In this paper on page 5, the authors write equation (7):
$$\partial_t \rho_t = 2\xi(t)\nabla_\theta\cdot(\rho_t\nabla_\theta\Psi(\theta;\rho_t))$$
Where:
- $\rho_t$ for $t\in\mathbb R_{\geq 0}$ is a probability distribution on the "parameter space" $\mathbb R^d$.
- $\xi$ is some real-valued function.
- $\theta$ is an element of the parameter space $\mathbb R^d$.
- $\nabla\cdot$ refers to the divergence operator.
- $\Psi$ is a function accepting an element of $\mathbb R^d$ and a probability distribution as inputs and returning a real number.
I need some help first of all just parsing this thing, but also I could do with some references to get a foundation in the theory I need to understand what an equation like this even means.

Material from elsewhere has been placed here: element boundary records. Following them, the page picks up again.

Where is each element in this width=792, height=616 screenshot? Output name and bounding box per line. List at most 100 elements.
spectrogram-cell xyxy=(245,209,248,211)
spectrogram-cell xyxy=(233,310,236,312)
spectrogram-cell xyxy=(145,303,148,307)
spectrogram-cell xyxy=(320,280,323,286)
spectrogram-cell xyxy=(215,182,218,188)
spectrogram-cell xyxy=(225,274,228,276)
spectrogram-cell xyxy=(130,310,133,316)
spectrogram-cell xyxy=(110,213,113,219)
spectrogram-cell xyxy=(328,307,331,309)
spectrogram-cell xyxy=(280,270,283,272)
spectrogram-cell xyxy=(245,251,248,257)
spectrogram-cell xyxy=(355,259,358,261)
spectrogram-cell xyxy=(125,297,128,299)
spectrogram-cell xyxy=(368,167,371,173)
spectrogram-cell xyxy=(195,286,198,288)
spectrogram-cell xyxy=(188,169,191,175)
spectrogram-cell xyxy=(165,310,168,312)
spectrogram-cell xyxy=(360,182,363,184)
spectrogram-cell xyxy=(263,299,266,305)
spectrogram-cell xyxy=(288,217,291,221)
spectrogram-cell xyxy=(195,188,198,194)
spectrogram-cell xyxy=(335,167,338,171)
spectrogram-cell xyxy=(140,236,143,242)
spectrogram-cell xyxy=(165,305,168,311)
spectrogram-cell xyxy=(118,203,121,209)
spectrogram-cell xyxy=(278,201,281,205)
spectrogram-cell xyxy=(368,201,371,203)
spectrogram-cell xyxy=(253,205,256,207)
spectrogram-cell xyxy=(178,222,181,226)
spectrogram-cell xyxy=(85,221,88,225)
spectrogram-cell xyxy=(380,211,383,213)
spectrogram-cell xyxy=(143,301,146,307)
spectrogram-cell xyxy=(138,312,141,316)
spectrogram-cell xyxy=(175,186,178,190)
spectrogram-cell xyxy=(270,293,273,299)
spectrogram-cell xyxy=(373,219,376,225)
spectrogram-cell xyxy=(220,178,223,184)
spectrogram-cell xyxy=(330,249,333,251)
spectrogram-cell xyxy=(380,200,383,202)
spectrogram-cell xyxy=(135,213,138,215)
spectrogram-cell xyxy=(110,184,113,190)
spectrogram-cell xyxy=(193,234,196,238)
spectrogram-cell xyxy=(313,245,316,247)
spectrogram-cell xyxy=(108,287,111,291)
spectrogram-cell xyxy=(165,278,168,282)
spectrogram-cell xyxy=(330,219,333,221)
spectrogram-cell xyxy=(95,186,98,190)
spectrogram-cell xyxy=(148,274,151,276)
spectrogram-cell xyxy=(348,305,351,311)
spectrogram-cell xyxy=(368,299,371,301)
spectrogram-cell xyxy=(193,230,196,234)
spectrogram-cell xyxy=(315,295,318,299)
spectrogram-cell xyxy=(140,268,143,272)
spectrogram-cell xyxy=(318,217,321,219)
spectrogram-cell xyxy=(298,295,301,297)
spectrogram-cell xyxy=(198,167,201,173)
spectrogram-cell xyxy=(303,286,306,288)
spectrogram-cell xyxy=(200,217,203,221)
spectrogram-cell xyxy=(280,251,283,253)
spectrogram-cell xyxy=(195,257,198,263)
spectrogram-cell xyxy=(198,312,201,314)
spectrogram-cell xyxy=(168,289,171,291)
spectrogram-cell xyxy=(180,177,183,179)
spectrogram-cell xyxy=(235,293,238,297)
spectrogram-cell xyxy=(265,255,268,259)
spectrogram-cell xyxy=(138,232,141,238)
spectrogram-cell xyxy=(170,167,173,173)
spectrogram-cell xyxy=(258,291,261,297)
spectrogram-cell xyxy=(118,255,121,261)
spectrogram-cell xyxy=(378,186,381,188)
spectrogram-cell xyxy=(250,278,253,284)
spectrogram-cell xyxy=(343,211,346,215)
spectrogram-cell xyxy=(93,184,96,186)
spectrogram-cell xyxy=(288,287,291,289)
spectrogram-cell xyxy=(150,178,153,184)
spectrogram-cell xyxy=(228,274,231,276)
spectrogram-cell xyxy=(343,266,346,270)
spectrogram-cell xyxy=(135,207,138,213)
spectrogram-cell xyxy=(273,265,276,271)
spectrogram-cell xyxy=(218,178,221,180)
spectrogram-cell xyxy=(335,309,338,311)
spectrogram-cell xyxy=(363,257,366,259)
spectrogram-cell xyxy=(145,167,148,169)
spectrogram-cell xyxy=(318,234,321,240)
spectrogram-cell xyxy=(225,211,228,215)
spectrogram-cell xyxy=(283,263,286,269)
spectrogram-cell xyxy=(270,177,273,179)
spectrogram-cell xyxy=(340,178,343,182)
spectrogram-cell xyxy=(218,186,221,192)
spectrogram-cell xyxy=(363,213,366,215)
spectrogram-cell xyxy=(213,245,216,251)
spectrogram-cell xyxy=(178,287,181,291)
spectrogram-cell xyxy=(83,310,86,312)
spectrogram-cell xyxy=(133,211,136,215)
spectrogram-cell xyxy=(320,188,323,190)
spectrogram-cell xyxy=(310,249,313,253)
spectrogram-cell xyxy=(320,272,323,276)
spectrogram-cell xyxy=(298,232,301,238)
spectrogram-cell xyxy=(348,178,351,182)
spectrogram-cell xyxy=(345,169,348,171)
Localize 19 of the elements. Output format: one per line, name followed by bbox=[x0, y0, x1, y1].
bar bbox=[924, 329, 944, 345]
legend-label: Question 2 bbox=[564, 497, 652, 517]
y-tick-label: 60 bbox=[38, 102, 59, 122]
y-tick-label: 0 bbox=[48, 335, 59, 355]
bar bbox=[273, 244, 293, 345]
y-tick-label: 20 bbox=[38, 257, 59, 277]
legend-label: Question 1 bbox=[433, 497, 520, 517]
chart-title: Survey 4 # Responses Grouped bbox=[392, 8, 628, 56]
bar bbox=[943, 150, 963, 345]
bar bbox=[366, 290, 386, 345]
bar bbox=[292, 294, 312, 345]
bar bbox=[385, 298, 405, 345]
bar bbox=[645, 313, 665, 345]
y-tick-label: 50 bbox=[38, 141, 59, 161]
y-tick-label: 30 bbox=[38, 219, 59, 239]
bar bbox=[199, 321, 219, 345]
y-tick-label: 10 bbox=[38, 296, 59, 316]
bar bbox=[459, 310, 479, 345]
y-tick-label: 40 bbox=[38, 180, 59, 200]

For example, I don't actually understand the expression
$$\rho_t\nabla_\theta\Psi(\theta;\rho_t)$$
I get that the $\nabla$ and everything after it collectively represents a vector field since for any $\theta$ that expression evaluates to a vector in $\mathbb R^d$, but I don't get what the $\rho_t$ is doing there. How do you multiply a vector by a probability measure? Since we then take the divergence, I suppose this whole expression must evaluate to a vector field, but I just don't know how to read it.